STS-80 UFO Encounter. Columbia Spots Strange Formation.
This was supposed to be a regular space shuttle mission but ended up as one of the strangest ones. On-board optics caught sight of unusual formation of what seemed to be intelligently organized objects.
What is STS?
STS stands for Space Transportation System and a code prefix attached to each space shuttle mission. Each mission flown by space shuttles had its unique STS code. Initially, the mission were given sequential numbers, beginning with the STS-1 for Columbia first flight of April 12, 1981, but due to NASA’s unwillingness to use the number 13 for one of the forthcoming flights (supposedly after the Apollo 13 mishap) the coding got more complicated at some point.
STS-80 was a Columbia mission.
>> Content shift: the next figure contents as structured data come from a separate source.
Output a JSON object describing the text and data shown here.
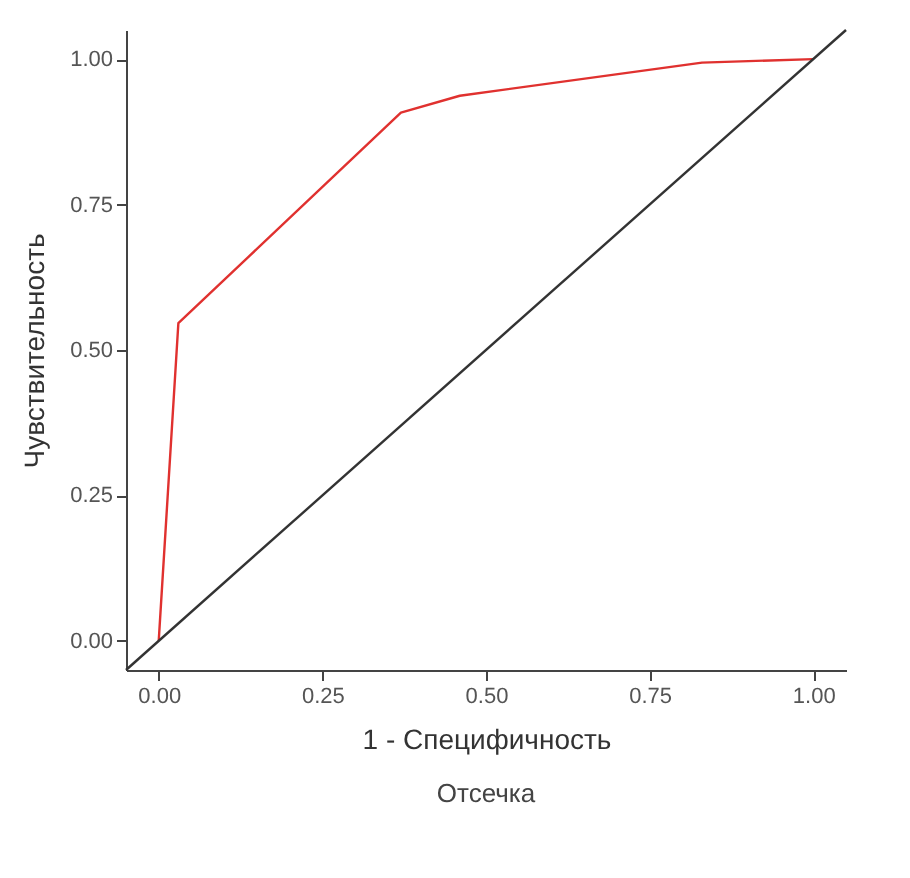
{
  "chart_data": {
    "type": "line",
    "xlabel": "1 - Специфичность",
    "ylabel": "Чувствительность",
    "annotations": [
      "Отсечка"
    ],
    "xlim": [
      -0.05,
      1.05
    ],
    "ylim": [
      -0.05,
      1.05
    ],
    "xticks": [
      {
        "value": 0,
        "label": "0.00"
      },
      0.25,
      {
        "value": 0.5,
        "label": "0.50"
      },
      0.75,
      {
        "value": 1,
        "label": "1.00"
      }
    ],
    "yticks": [
      {
        "value": 0,
        "label": "0.00"
      },
      0.25,
      {
        "value": 0.5,
        "label": "0.50"
      },
      0.75,
      {
        "value": 1,
        "label": "1.00"
      }
    ],
    "grid": false,
    "series": [
      {
        "color": "#e0312f",
        "x": [
          0,
          0.03,
          0.37,
          0.46,
          0.83,
          1
        ],
        "values": [
          0,
          0.546,
          0.908,
          0.937,
          0.994,
          1
        ]
      },
      {
        "color": "#333333",
        "x": [
          -0.05,
          1.05
        ],
        "values": [
          -0.05,
          1.05
        ]
      }
    ]
  }
}
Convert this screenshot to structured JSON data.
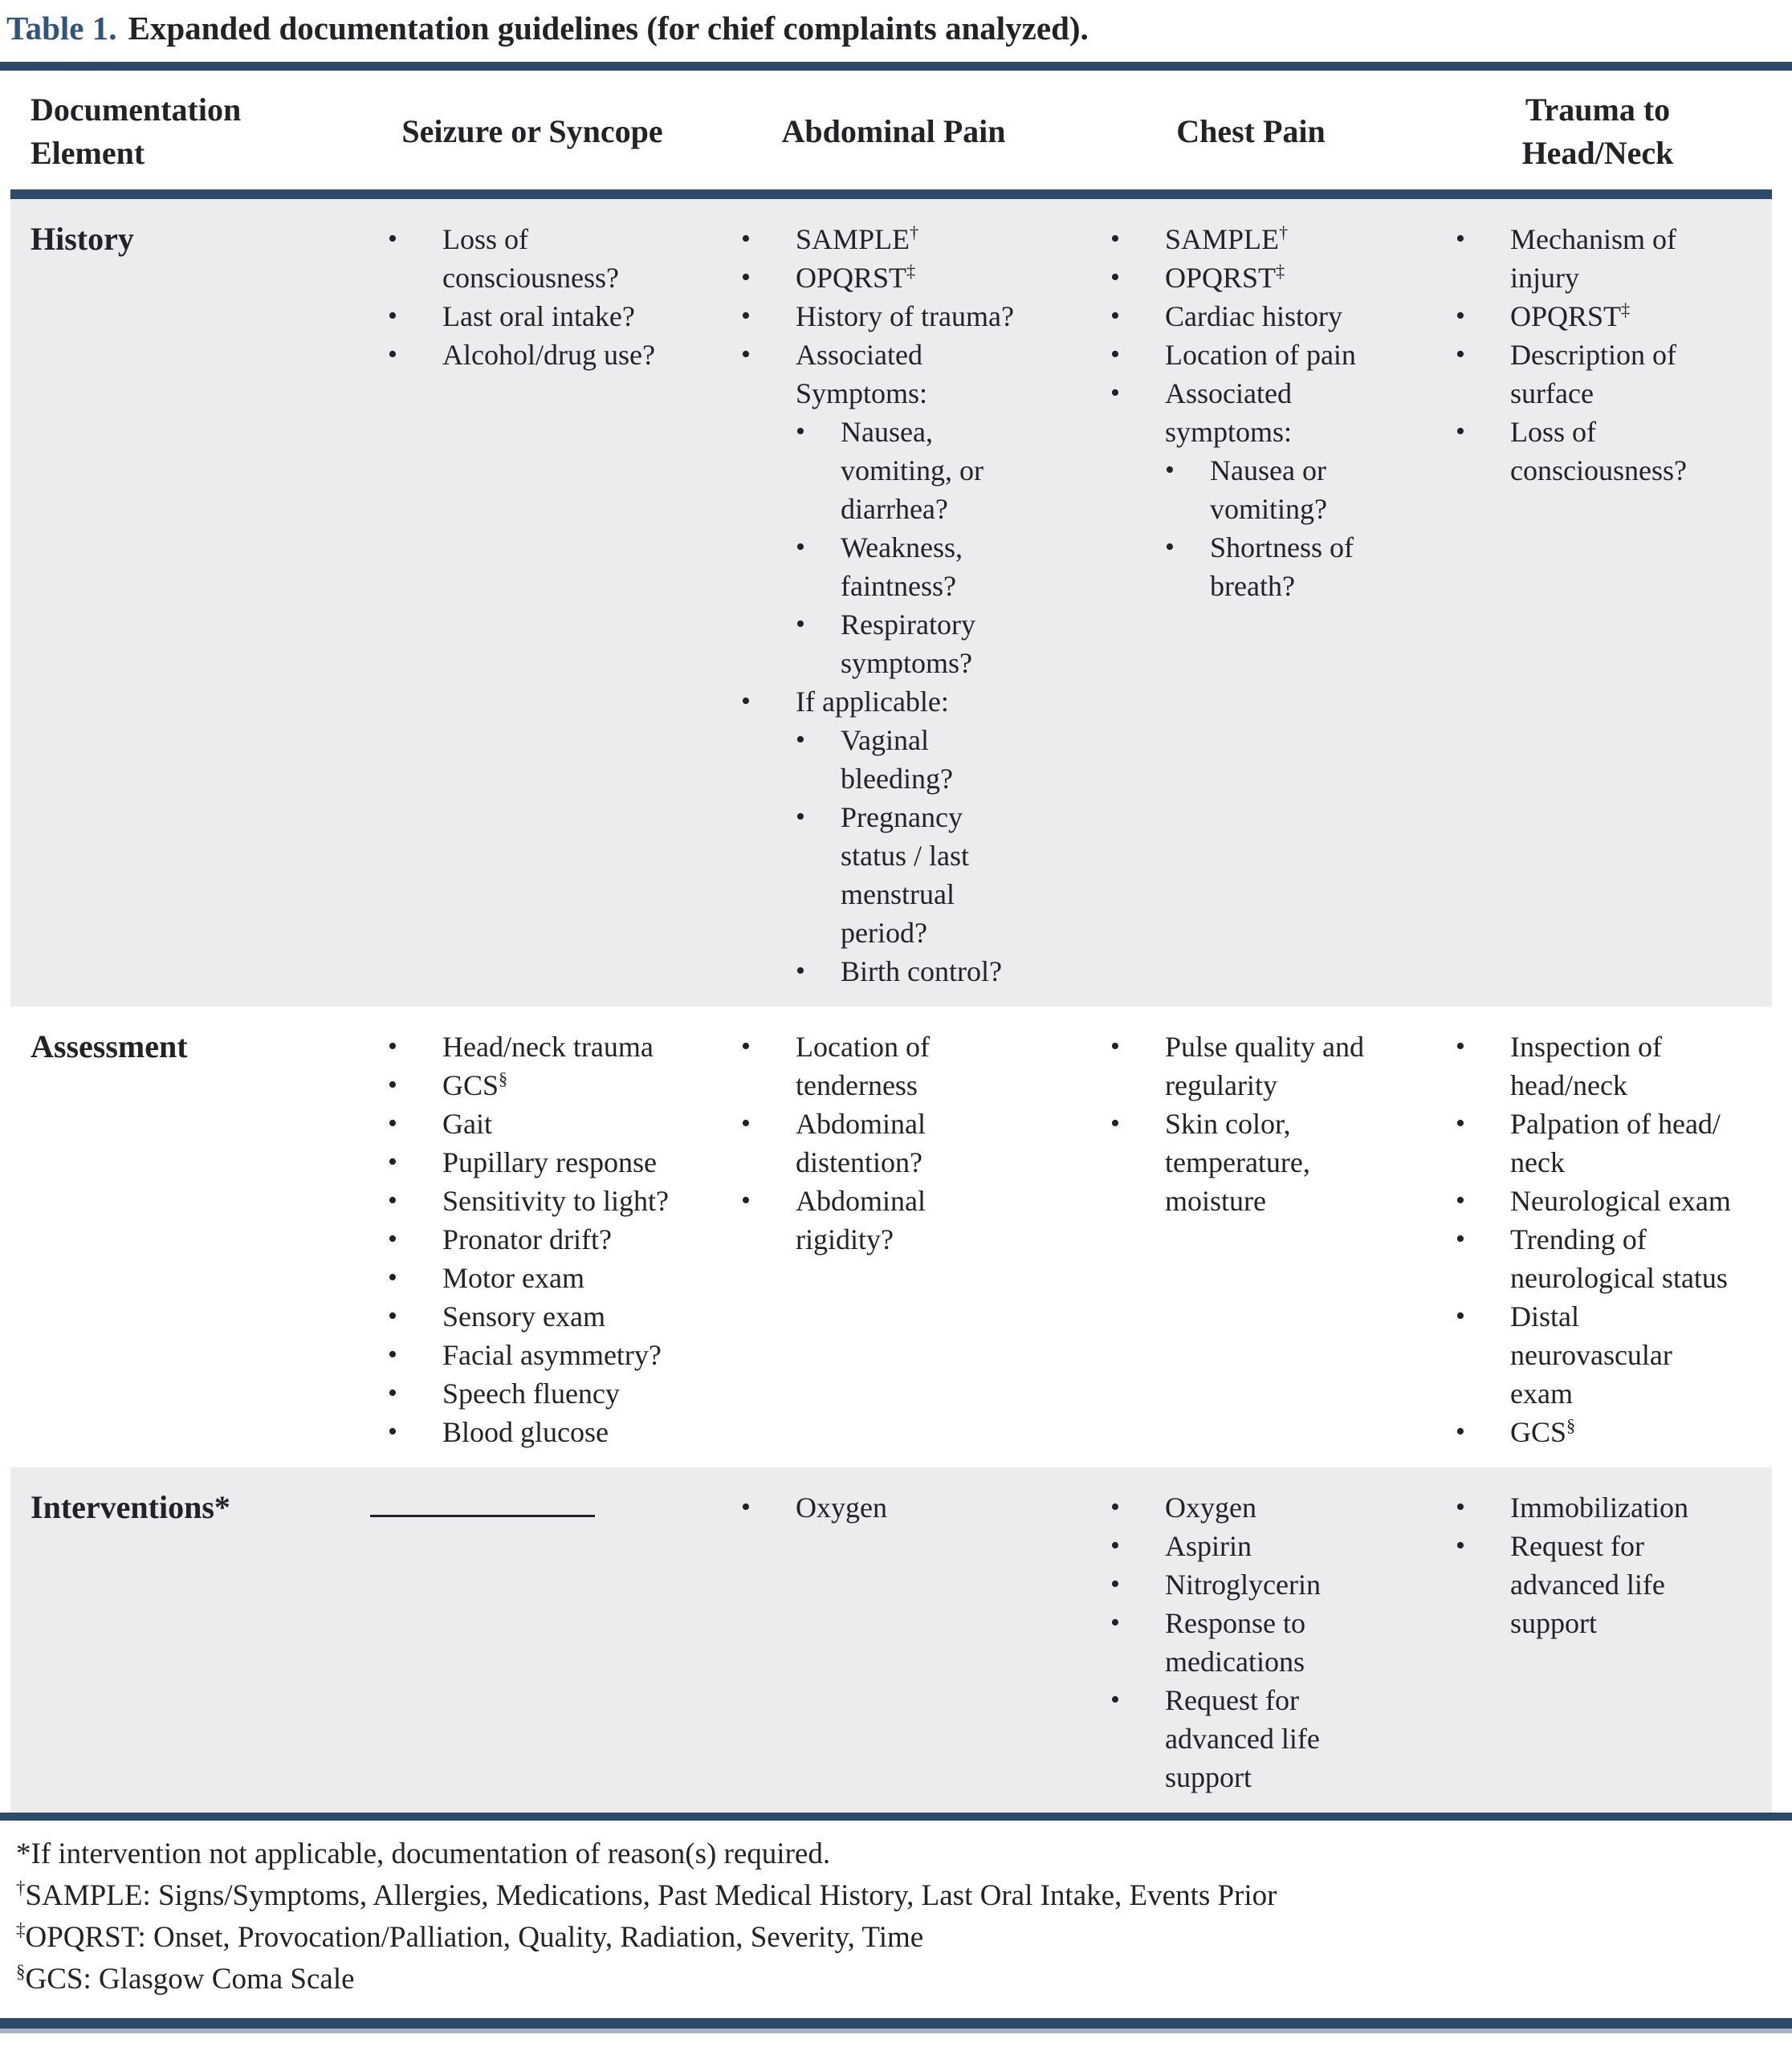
{
  "title": {
    "label": "Table 1.",
    "caption": "Expanded documentation guidelines (for chief complaints analyzed)."
  },
  "colors": {
    "rule_navy": "#2d4a68",
    "title_blue": "#30557c",
    "shaded_row": "#ececee",
    "text": "#232327",
    "bottom_accent": "#a9b3c1"
  },
  "header": {
    "col0": "Documentation\nElement",
    "cols": [
      "Seizure or Syncope",
      "Abdominal Pain",
      "Chest Pain",
      "Trauma to\nHead/Neck"
    ]
  },
  "rows": [
    {
      "label": "History",
      "shaded": true,
      "cells": [
        {
          "items": [
            {
              "text": "Loss of\nconsciousness?"
            },
            {
              "text": "Last oral intake?"
            },
            {
              "text": "Alcohol/drug use?"
            }
          ]
        },
        {
          "items": [
            {
              "text": "SAMPLE",
              "sup": "†"
            },
            {
              "text": "OPQRST",
              "sup": "‡"
            },
            {
              "text": "History of trauma?"
            },
            {
              "text": "Associated\nSymptoms:",
              "children": [
                {
                  "text": "Nausea,\nvomiting, or\ndiarrhea?"
                },
                {
                  "text": "Weakness,\nfaintness?"
                },
                {
                  "text": "Respiratory\nsymptoms?"
                }
              ]
            },
            {
              "text": "If applicable:",
              "children": [
                {
                  "text": "Vaginal\nbleeding?"
                },
                {
                  "text": "Pregnancy\nstatus / last\nmenstrual\nperiod?"
                },
                {
                  "text": "Birth control?"
                }
              ]
            }
          ]
        },
        {
          "items": [
            {
              "text": "SAMPLE",
              "sup": "†"
            },
            {
              "text": "OPQRST",
              "sup": "‡"
            },
            {
              "text": "Cardiac history"
            },
            {
              "text": "Location of pain"
            },
            {
              "text": "Associated\nsymptoms:",
              "children": [
                {
                  "text": "Nausea or\nvomiting?"
                },
                {
                  "text": "Shortness of\nbreath?"
                }
              ]
            }
          ]
        },
        {
          "items": [
            {
              "text": "Mechanism of\ninjury"
            },
            {
              "text": "OPQRST",
              "sup": "‡"
            },
            {
              "text": "Description of\nsurface"
            },
            {
              "text": "Loss of\nconsciousness?"
            }
          ]
        }
      ]
    },
    {
      "label": "Assessment",
      "shaded": false,
      "cells": [
        {
          "items": [
            {
              "text": "Head/neck trauma"
            },
            {
              "text": "GCS",
              "sup": "§"
            },
            {
              "text": "Gait"
            },
            {
              "text": "Pupillary response"
            },
            {
              "text": "Sensitivity to light?"
            },
            {
              "text": "Pronator drift?"
            },
            {
              "text": "Motor exam"
            },
            {
              "text": "Sensory exam"
            },
            {
              "text": "Facial asymmetry?"
            },
            {
              "text": "Speech fluency"
            },
            {
              "text": "Blood glucose"
            }
          ]
        },
        {
          "items": [
            {
              "text": "Location of\ntenderness"
            },
            {
              "text": "Abdominal\ndistention?"
            },
            {
              "text": "Abdominal\nrigidity?"
            }
          ]
        },
        {
          "items": [
            {
              "text": "Pulse quality and\nregularity"
            },
            {
              "text": "Skin color,\ntemperature,\nmoisture"
            }
          ]
        },
        {
          "items": [
            {
              "text": "Inspection of\nhead/neck"
            },
            {
              "text": "Palpation of head/\nneck"
            },
            {
              "text": "Neurological exam"
            },
            {
              "text": "Trending of\nneurological status"
            },
            {
              "text": "Distal\nneurovascular\nexam"
            },
            {
              "text": "GCS",
              "sup": "§"
            }
          ]
        }
      ]
    },
    {
      "label": "Interventions*",
      "shaded": true,
      "cells": [
        {
          "blank": true
        },
        {
          "items": [
            {
              "text": "Oxygen"
            }
          ]
        },
        {
          "items": [
            {
              "text": "Oxygen"
            },
            {
              "text": "Aspirin"
            },
            {
              "text": "Nitroglycerin"
            },
            {
              "text": "Response to\nmedications"
            },
            {
              "text": "Request for\nadvanced life\nsupport"
            }
          ]
        },
        {
          "items": [
            {
              "text": "Immobilization"
            },
            {
              "text": "Request for\nadvanced life\nsupport"
            }
          ]
        }
      ]
    }
  ],
  "footnotes": [
    {
      "marker": "*",
      "sup": false,
      "text": "If intervention not applicable, documentation of reason(s) required."
    },
    {
      "marker": "†",
      "sup": true,
      "text": "SAMPLE: Signs/Symptoms, Allergies, Medications, Past Medical History, Last Oral Intake, Events Prior"
    },
    {
      "marker": "‡",
      "sup": true,
      "text": "OPQRST: Onset, Provocation/Palliation, Quality, Radiation, Severity, Time"
    },
    {
      "marker": "§",
      "sup": true,
      "text": "GCS: Glasgow Coma Scale"
    }
  ]
}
The shuttle took off on November 19, 1996 from Kennedy Space Center as the last of three missions to deploy the Wake Shield Facility – an experimental science platform that was placed in low Earth orbit.
STS-80 UFO Encounter
The events that unfolded during the STS-80 flight place its mission among one of the strangest. On-board optical instruments recorded a lot of unexplained activity in direct proximity of the shuttle that NASA would later reduce to ice crystals, space junk and debris flying around.
The footage reveals unidentified sources of blinking light which, by itself may not seem particularly unusual (we’ve all heard a lot of those “unidentified blinking lights in the sky”). The light appear gradually, one by one, to eventually take shape of a circular formation. At the end of the sequence a bright light pops up in the very middle of the formation. The way the lights materialize and the final accord with the strongest light appearing in the exact center of the circle makes it all look very well managed and… well, eerily intelligent.